Expertise France a été créée en 2014, sous l'impulsion de notre commission, en particulier celle de notre président et de notre ancien collègue Jacques Berthou, afin de remédier à une véritable atomisation de l'expertise française internationale entre une multitude d'organismes et de services, généralement de petite taille et disposant de très faibles moyens.
Expertise France s'est développée très rapidement, passant d'un chiffre d'affaires d'environ 105 millions d'euros, tous opérateurs confondus, à plus de 230 millions d'euros en 2019. L'agence a réalisé cette croissance rapide en allant bien au-delà des traditionnels jumelages ministériels, décrochant des contrats auprès de l'Union européenne, qui représentent aujourd'hui la majorité de son chiffre d'affaires.

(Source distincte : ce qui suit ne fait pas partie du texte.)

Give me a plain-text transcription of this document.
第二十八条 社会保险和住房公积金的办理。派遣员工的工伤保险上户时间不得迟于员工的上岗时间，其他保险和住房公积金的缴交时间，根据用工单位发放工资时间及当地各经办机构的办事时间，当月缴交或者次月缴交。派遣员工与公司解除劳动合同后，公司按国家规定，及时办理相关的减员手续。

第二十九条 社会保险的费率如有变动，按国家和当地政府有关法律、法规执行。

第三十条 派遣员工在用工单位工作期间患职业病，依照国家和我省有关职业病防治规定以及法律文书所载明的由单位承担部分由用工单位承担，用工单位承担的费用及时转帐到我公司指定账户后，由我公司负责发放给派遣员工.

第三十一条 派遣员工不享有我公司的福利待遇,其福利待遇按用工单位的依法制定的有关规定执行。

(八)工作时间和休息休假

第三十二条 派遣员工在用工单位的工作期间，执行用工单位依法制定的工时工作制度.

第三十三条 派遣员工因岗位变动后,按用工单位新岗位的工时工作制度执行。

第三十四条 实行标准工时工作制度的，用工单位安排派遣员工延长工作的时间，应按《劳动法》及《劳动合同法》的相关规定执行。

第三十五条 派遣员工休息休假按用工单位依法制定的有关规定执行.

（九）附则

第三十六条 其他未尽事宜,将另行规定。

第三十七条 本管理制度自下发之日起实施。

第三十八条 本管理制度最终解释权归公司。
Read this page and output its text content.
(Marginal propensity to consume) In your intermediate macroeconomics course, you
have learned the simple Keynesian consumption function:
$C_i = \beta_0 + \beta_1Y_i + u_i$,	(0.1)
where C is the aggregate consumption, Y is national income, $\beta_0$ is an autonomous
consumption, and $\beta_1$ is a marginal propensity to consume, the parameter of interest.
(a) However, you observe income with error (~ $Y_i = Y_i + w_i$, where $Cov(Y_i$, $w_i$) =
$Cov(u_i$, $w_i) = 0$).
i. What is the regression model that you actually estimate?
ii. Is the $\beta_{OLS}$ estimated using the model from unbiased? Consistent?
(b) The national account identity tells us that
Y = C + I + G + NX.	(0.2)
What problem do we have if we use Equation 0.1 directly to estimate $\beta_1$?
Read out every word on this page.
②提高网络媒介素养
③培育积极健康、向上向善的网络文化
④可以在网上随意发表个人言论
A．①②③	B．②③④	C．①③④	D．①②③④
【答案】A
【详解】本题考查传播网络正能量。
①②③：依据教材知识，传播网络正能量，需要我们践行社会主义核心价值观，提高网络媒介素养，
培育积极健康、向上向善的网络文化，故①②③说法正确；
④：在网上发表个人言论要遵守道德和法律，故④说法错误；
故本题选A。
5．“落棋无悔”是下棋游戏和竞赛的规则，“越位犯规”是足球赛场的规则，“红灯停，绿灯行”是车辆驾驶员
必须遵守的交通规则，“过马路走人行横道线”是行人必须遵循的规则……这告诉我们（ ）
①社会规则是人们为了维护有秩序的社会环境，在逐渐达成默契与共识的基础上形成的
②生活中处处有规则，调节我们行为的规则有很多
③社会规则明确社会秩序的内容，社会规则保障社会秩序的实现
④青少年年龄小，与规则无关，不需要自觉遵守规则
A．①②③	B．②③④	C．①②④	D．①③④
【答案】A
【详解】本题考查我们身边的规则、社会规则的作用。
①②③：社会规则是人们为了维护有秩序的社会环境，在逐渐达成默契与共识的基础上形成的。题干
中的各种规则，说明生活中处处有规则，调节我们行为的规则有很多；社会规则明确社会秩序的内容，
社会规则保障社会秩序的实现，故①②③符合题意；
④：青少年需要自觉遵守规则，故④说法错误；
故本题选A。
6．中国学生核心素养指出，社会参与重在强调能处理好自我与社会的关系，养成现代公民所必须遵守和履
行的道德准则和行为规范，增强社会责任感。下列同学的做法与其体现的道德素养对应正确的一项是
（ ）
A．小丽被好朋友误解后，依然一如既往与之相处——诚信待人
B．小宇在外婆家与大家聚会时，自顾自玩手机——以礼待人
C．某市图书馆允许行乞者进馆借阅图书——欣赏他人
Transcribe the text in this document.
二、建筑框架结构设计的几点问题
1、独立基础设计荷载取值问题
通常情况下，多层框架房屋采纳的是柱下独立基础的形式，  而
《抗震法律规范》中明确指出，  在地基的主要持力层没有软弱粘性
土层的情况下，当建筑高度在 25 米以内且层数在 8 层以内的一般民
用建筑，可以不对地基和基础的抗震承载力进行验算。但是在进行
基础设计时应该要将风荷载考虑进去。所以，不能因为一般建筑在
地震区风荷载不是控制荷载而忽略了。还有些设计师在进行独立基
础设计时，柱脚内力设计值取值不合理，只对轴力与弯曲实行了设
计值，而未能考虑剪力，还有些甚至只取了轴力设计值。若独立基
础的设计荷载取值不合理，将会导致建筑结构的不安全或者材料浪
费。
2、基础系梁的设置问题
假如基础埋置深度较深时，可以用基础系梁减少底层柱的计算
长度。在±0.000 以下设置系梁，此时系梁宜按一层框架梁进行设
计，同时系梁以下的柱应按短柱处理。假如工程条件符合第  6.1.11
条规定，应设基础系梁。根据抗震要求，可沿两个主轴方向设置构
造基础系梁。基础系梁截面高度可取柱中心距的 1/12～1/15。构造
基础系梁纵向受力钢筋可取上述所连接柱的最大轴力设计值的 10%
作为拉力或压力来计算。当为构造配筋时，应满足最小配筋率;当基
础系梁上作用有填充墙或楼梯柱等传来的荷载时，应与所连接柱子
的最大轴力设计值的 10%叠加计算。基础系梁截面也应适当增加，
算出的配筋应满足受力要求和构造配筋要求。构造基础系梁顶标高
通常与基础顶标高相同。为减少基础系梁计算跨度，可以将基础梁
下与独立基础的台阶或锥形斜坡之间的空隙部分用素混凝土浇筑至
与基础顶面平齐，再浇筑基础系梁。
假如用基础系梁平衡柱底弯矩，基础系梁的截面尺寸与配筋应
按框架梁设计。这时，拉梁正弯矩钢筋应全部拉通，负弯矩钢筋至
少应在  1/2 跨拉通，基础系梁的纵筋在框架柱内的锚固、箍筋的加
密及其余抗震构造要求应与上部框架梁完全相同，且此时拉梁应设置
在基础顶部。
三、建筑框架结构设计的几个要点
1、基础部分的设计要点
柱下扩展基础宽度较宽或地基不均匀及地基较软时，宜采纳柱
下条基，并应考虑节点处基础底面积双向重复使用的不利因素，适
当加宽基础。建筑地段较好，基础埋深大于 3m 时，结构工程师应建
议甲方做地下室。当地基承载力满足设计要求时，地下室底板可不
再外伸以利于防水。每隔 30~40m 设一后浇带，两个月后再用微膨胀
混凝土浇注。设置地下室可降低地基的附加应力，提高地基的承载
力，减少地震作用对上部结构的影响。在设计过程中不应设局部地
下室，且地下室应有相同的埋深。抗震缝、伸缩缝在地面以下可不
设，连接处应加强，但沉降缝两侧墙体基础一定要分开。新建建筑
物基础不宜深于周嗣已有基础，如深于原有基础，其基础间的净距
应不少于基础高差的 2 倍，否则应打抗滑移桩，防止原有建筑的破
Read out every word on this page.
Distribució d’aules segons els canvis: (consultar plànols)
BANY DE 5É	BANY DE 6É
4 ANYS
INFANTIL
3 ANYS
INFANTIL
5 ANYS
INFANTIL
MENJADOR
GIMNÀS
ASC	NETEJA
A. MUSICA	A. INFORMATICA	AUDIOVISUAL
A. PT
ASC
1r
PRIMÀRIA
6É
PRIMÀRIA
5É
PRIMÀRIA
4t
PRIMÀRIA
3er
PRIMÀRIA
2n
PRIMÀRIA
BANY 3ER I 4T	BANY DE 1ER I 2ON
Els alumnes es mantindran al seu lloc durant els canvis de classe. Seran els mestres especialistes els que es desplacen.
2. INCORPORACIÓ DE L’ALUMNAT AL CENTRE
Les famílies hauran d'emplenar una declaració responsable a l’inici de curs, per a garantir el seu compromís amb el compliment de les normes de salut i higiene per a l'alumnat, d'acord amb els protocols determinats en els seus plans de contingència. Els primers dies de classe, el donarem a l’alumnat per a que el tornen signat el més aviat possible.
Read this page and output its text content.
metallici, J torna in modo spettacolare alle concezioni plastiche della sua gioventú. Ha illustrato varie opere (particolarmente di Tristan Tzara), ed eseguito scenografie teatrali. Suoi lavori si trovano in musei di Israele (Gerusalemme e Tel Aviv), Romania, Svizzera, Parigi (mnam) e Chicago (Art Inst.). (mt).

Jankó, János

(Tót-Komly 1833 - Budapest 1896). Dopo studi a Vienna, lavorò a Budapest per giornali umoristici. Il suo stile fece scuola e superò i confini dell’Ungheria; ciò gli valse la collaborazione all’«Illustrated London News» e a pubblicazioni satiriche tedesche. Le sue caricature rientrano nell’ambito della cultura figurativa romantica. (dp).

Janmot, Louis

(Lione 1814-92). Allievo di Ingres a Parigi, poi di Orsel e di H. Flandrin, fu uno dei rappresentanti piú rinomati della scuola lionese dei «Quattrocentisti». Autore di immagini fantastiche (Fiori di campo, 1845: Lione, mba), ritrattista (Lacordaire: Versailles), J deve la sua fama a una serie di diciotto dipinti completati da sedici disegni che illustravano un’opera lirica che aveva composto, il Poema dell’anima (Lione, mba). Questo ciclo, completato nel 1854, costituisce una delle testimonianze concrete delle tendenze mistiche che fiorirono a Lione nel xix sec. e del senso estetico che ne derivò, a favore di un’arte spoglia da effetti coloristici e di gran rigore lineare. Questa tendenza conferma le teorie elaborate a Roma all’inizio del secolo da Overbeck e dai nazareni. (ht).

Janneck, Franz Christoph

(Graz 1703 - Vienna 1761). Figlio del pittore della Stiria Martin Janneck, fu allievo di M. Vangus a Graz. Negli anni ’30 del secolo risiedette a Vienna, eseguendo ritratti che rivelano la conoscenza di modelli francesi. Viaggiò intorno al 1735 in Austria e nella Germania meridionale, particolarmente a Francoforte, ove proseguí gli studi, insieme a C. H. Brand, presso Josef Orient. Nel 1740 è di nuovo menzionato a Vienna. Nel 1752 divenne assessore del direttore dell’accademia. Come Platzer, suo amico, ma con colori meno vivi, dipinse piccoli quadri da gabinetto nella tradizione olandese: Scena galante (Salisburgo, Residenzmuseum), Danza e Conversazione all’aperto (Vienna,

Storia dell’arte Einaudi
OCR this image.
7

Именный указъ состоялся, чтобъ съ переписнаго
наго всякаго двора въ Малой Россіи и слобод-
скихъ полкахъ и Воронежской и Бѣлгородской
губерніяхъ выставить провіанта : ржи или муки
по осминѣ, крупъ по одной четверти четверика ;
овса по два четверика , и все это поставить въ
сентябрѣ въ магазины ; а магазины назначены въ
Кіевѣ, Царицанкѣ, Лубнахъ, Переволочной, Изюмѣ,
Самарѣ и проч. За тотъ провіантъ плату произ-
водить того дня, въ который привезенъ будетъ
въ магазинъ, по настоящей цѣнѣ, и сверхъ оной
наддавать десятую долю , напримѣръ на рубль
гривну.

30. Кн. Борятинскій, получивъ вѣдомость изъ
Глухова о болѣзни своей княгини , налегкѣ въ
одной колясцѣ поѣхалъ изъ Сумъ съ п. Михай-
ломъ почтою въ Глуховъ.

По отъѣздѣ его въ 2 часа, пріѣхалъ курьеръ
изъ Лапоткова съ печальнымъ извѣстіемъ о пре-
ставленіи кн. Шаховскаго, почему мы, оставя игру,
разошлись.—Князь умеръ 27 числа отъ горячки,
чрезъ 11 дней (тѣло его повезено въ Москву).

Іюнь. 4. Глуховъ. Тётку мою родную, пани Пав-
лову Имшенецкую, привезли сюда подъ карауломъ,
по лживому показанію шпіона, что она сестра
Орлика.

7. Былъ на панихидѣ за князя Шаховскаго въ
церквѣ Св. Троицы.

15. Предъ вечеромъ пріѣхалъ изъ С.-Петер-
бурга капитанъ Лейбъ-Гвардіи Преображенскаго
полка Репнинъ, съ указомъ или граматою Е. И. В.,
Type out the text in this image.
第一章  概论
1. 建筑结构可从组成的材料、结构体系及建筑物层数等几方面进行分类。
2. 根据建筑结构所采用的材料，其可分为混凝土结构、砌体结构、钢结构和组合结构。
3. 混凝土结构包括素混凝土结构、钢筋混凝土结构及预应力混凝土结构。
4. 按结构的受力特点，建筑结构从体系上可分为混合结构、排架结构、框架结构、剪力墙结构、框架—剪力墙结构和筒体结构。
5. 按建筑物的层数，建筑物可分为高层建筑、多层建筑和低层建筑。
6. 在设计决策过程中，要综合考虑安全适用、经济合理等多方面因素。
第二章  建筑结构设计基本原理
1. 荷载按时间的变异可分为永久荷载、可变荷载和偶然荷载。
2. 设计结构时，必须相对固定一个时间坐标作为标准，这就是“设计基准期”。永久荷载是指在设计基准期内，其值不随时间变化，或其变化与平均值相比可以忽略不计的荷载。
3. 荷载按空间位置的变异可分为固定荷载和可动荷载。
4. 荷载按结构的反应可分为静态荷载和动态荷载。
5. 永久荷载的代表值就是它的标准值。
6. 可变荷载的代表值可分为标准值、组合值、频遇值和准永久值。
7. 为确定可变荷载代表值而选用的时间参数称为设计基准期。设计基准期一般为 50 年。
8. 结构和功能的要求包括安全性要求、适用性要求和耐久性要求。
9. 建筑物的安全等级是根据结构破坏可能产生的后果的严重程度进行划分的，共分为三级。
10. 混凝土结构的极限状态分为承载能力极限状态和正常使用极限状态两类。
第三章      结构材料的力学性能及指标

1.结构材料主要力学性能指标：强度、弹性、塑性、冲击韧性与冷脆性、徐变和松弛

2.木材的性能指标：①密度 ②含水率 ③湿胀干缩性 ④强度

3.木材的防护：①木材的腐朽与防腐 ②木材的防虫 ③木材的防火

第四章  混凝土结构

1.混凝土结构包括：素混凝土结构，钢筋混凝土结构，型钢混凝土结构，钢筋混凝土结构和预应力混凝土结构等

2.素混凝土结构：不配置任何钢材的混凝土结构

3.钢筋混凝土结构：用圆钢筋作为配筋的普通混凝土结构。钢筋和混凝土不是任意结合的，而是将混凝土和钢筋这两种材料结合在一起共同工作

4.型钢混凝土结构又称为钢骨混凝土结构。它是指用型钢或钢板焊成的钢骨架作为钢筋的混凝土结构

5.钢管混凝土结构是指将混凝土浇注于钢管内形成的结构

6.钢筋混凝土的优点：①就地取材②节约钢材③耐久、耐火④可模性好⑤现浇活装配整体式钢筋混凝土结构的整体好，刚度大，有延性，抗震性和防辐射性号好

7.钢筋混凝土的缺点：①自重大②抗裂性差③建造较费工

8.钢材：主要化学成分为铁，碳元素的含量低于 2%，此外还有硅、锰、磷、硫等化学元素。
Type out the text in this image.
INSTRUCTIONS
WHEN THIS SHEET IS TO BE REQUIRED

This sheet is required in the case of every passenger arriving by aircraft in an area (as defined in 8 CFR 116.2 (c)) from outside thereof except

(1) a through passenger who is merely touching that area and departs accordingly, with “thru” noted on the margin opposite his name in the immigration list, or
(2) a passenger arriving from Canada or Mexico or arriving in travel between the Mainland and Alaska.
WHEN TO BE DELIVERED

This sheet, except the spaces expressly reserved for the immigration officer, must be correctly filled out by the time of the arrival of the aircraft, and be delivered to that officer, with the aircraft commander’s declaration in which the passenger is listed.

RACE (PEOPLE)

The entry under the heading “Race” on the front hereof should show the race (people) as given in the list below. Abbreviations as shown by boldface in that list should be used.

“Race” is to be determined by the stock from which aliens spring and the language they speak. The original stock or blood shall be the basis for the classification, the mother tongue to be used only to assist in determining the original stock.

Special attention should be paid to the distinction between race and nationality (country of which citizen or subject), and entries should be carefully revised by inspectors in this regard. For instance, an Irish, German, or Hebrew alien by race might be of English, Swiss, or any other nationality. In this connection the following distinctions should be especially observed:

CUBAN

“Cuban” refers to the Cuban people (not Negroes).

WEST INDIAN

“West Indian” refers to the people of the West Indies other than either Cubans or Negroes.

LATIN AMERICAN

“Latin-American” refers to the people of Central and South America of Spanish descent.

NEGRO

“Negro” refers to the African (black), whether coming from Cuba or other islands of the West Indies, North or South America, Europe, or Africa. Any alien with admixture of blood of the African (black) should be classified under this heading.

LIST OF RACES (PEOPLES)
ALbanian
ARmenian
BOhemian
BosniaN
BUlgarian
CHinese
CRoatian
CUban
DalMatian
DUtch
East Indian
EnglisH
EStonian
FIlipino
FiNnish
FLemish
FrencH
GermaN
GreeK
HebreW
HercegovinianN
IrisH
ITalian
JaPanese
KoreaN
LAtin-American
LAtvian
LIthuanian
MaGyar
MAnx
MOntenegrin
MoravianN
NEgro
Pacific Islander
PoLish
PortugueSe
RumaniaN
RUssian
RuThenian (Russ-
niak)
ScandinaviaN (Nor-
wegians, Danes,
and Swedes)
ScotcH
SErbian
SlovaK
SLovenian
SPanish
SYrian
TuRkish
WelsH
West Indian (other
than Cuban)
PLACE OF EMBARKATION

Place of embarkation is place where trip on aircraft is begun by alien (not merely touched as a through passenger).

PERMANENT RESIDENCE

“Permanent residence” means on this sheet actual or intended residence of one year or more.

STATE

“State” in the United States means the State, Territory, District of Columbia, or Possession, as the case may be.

Elle a également mis en oeuvre d'importantes offres intégrées contenant la fourniture d'équipements, avec des projets emblématiques, comme l'appui à la mission multidimensionnelle intégrée des Nations unies pour la stabilisation au Mali (Minusma), l'appui à la force conjointe du G5 Sahel ou encore le programme d'appui au renforcement de la sécurité dans la région de Mopti et à la gestion des zones frontalières (Parsec).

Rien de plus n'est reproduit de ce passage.